Amyloid fibrils, crystal-like fibrillar aggregates of denatured proteins, are formed linked with the breakdown of supersaturation, causing a series of amyloidosis including Alzheimer’s and Parkinson’s diseases. Although varying in vitro factors are known, in vivo factors breaking supersaturation are unclear. We found that flowing by a peristaltic pump effectively triggers amyloid formation of hen egg white lysozyme, a model amyloidogenic protein, and, moreover, amyloidosis-associated proteins (i.e. α-synuclein, amyloid β 1-40, and β2-microglobulin). The peristaltic pump-dependent amyloid formation was visualized by a fluorescence microscope with looped flow system, revealing dynamic motions under flow. Among them, amyloid fibrils of amyloid β 1-40 were stickier than others, self-associating, absorbing to loop surfaces, and surging upon flicking the loop, implying early stages of cerebral amyloid angiopathy. On the other hand, β2-microglobulin at a neutral pH showed unique two-step amyloid formation with an oligomeric trapped intermediate, which might mimic amyloid formation in patients. Peristalsis-caused strong shear stresses were considered to mechanically break supersaturation. Shearing stresses occur in vivo at varying levels, suggesting that they break otherwise persistent supersaturation, thus triggering amyloid formation and ultimately leading to amyloidosis. (182 words <200 words)
Introduction
Amyloid fibrils, crystal-like fibrillar aggregates of denatured proteins1–6 associated with a series of amyloidosis including Alzheimer’s and Parkinson’s diseases7,8, are formed linked with the breakdown of supersaturation9,10. Amyloid fibrils have been reproduced in vitro even in the absence of seeds under a variety of conditions by distinct mechanisms9,10. These include: (i) a counter ion-binding mechanism observed under acidic conditions in the presence of moderate concentrations of salts, (ii) a salting-out mechanism observed under high salt conditions independent of pH, (iii) a hydrophobic additive-binding mechanism observed in the presence of moderate concentrations of alcohols, detergents like sodium dodecyl sulfate (SDS), or membrane surfaces, and (iv) pI-precipitation under low salt conditions. Common to these mechanisms is the establishment of a supersaturated state of responsible proteins and subsequent breakdown10–15.
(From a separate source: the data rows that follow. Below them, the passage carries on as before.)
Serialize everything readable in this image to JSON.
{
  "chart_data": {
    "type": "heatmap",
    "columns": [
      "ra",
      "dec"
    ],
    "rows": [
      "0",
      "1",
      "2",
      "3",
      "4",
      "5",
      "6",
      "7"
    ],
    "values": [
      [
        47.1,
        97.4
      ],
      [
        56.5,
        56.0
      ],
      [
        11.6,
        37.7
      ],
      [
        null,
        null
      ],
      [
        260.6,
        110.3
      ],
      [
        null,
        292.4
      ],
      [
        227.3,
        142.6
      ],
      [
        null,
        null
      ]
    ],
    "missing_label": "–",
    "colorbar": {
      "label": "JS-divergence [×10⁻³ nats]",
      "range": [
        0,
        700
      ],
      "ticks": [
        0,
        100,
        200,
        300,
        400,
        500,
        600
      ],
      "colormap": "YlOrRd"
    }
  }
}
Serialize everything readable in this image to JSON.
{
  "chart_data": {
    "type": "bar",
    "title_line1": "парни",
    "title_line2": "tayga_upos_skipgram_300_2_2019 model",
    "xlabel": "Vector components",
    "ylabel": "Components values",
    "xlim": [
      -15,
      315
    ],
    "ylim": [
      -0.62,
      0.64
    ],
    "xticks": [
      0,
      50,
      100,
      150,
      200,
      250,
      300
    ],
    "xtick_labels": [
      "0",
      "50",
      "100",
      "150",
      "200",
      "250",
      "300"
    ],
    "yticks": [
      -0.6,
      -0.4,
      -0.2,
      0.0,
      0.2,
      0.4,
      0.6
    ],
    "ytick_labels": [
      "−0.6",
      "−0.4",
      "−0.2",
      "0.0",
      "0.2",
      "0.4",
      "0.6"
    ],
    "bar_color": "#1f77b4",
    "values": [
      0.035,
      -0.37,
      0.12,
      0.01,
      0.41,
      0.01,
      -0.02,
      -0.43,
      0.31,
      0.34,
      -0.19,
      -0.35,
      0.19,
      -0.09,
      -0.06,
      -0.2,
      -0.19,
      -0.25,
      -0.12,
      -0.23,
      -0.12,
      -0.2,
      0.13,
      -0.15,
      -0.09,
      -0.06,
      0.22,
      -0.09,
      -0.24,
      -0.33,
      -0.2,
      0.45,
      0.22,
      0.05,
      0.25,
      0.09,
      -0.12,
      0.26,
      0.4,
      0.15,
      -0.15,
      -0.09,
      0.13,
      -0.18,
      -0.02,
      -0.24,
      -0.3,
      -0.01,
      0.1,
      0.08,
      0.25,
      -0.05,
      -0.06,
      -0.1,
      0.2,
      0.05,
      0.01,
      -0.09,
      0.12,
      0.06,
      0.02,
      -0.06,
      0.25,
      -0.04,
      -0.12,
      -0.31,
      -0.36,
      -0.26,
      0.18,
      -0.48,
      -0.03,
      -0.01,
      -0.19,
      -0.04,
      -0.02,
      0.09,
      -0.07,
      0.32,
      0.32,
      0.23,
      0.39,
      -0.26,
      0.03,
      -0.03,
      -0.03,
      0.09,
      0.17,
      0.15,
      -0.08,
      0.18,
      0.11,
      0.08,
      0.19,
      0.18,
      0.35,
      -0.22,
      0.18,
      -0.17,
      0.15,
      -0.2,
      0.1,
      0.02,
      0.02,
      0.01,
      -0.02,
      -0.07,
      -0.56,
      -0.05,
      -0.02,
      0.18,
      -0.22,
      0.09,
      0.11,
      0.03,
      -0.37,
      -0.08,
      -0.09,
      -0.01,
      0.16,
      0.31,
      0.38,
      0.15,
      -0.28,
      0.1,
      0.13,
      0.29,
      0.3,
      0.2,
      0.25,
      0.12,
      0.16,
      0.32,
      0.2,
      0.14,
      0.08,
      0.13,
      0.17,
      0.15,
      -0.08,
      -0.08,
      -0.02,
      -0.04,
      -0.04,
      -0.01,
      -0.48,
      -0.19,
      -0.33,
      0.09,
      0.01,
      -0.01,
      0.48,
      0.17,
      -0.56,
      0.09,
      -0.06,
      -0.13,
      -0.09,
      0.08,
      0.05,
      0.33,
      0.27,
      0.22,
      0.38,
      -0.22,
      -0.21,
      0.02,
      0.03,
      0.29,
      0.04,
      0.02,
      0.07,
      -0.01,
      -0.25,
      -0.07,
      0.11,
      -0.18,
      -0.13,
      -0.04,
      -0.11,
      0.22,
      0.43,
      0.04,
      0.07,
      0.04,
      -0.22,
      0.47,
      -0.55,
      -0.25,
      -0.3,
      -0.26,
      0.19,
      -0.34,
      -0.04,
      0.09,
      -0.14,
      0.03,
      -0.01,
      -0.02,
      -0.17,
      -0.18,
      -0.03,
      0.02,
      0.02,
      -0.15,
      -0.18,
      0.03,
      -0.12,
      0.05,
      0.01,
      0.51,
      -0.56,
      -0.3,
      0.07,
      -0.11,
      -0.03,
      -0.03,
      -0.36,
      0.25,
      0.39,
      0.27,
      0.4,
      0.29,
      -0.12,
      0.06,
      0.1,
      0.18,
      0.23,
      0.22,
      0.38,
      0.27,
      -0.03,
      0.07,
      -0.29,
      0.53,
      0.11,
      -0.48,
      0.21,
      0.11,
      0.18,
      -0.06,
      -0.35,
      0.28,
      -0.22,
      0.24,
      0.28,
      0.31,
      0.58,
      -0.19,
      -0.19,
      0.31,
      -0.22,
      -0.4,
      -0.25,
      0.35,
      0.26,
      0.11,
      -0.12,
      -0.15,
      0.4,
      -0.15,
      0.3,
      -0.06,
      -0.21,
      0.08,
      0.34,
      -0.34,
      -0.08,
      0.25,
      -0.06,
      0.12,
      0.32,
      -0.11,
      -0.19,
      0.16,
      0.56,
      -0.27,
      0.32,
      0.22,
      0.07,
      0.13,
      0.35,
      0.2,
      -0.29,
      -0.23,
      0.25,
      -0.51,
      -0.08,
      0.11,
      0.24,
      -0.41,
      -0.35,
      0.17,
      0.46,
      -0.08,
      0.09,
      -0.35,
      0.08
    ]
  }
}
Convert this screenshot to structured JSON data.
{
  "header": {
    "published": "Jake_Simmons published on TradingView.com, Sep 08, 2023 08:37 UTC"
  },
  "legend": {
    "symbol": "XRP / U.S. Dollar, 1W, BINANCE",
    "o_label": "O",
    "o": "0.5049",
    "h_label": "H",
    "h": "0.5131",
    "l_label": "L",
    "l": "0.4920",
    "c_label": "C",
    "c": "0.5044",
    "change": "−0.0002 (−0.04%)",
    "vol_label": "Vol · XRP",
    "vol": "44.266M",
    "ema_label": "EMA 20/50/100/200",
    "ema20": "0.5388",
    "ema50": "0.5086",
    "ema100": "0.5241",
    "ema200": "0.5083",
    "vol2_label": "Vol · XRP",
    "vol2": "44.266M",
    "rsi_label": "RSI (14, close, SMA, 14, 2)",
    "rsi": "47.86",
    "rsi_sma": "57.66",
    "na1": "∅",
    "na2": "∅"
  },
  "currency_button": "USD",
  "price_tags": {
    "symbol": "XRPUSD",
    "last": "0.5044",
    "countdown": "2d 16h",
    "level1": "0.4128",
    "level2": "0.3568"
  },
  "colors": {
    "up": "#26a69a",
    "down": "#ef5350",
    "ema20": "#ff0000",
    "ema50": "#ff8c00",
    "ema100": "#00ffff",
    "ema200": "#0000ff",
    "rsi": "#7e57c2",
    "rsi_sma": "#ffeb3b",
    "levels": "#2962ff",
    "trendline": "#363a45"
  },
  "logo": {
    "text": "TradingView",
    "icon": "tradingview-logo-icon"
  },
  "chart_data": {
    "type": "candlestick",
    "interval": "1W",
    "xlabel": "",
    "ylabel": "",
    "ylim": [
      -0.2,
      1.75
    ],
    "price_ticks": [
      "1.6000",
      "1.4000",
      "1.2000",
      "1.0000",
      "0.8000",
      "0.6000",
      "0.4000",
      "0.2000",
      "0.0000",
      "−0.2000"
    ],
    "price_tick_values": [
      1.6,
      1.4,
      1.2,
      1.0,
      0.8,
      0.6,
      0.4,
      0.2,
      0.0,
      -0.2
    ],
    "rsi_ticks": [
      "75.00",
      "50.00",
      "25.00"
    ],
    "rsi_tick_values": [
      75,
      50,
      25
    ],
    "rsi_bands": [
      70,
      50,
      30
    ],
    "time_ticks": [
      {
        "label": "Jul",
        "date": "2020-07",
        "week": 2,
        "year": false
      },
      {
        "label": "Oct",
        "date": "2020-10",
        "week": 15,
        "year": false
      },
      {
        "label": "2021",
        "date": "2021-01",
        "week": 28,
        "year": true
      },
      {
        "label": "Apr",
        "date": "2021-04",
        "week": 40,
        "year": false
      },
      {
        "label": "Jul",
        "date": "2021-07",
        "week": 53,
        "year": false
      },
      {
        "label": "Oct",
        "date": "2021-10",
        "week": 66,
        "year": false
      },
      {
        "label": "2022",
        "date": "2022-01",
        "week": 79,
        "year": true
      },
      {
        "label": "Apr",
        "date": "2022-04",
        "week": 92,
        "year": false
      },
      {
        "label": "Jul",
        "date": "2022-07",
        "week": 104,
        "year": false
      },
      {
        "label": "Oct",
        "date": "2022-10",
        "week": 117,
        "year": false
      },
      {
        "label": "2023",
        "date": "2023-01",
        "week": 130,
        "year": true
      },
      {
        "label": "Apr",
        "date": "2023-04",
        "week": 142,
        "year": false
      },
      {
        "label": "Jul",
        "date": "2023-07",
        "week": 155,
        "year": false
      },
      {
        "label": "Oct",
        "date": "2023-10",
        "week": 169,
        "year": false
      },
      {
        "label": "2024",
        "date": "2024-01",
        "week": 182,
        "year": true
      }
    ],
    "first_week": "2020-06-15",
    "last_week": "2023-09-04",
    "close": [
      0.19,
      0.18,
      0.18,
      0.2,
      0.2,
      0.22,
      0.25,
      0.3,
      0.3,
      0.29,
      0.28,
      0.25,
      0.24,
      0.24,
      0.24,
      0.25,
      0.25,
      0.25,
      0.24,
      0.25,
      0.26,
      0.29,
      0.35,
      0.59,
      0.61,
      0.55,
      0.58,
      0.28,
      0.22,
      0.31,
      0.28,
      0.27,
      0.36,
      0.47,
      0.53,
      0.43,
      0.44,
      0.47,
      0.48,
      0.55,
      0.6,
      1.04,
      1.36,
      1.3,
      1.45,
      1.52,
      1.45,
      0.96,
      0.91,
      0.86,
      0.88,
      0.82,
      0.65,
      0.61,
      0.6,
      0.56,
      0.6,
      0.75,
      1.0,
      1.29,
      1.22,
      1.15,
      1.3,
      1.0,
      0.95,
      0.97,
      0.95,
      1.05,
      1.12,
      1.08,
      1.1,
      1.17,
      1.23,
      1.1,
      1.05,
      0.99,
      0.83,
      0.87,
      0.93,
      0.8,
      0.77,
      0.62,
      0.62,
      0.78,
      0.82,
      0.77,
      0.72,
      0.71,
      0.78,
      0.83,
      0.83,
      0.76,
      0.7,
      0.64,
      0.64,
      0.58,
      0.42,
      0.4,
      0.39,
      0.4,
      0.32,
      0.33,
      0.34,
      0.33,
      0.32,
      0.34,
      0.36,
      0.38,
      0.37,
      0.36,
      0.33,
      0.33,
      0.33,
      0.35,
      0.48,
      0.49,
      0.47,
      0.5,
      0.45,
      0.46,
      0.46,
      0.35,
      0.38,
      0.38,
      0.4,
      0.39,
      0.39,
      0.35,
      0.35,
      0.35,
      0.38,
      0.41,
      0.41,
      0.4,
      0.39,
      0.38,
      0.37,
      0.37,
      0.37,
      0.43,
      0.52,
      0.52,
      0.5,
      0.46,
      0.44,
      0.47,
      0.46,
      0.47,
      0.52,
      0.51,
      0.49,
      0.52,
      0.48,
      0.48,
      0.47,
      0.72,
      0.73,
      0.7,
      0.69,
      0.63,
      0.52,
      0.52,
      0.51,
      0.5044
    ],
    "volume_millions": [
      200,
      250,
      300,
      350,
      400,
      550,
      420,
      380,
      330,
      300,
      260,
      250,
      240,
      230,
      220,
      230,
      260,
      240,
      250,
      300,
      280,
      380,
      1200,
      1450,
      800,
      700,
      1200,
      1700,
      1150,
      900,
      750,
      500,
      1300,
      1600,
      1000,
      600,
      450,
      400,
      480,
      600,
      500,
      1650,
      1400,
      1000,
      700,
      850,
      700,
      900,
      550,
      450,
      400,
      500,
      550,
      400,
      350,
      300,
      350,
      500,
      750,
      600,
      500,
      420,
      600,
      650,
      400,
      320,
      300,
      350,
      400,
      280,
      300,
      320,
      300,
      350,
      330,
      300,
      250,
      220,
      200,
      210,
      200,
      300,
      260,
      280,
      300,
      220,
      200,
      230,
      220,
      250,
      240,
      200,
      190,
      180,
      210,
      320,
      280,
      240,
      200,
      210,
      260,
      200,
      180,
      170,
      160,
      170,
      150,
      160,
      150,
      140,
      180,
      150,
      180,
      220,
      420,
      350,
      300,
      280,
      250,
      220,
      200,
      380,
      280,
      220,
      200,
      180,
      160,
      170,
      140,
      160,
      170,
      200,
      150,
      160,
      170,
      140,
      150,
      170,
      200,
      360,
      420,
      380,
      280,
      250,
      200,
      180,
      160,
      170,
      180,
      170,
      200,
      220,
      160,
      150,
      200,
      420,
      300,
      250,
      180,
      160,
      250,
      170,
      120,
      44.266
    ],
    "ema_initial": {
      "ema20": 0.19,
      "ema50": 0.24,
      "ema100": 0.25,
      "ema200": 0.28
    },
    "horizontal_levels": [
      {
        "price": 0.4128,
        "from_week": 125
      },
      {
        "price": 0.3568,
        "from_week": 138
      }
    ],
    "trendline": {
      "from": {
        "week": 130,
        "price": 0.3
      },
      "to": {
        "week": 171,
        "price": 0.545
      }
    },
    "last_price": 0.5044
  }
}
Analogous to crystallization, spontaneous amyloid formation occurs in proportion to the degree of supersaturation (S)16:
where [C] and [C]C are the initial solute concentration and thermodynamic solubility (i.e., critical concentration), respectively. Varying conditions as described above increase S and, thus, the risk of amyloid formation10,17. However, under a metastable condition where supersaturation persists in the absence of seeding, mechanical triggers are required to break supersaturation18. Thus, although stirring or ultrasonication is often employed as a mechanical trigger of amyloid formation, we do not know triggers in vivo.
Fluid flow stresses have been increasingly focused on as mechanical triggers initiating amyloid nucleation in vivo19–25. Fluid flows in blood, cerebrospinal fluid, intramural periarterial drainage or interstitial systems are torrents at the microscopic scale, exerting various types of flow stresses including laminar-flow-dependent shear stress and extensional flow stress. The laminar-flow shear stress is governed by the shear rate (s−1), a gradient in velocity perpendicular to the direction of flow. Beyond a critical shear rate, a transition from diffusion-limited flow to advection dominated flow occurs, enabling shorter collision times between solutes and resulting in accelerated aggregation25. On the other hand, an extensional flow field is generated by a gradient in velocity in the direction of flow and is characterized by the strain rate (s−1). The extensional flow is enhanced when the channel diameter decreases or two channels merge. There are an increasing number of reports that extensional flows result in protein aggregation including amyloid fibrils20,26,27. Both laminar flow and extensional flow cause mechanical stresses in liquid, which are believed to trigger protein aggregation. However previous studies did not consider the role of supersaturation in fluid flow stresses. It is likely that the direct role of flow stresses is to break otherwise persistent supersaturation.
Here, during our challenge combining ultrasonication and microchannels, we found that peristaltic pump flow of hen egg white lysozyme (HEWL) resulted in amyloid formation. Peristaltic pump-dependent amyloid formation is common to varying disease-associated amyloidogenic proteins: α-synuclein (αSN), amyloid β 1-40 (Aβ40), and β2-microglobulin (β2m), suggesting that shear stress in vivo triggers amyloid nucleation. We performed a numerical simulation to evaluate the stress in the liquid during the operation of the peristaltic pump and found that significantly large shear stress can be created in the liquid by the peristaltic motion of rotors in contact with the tubes, suggesting that shear stress is the key mechanical factor of amyloid nucleation in vivo. We designed a peristaltic pump-dependent amyloid inducer with fluorescence detection and imaging, which will be useful for assessing amyloidogenic risks10,28 and analyzing the kinetics of shear stress-dependent amyloid formation.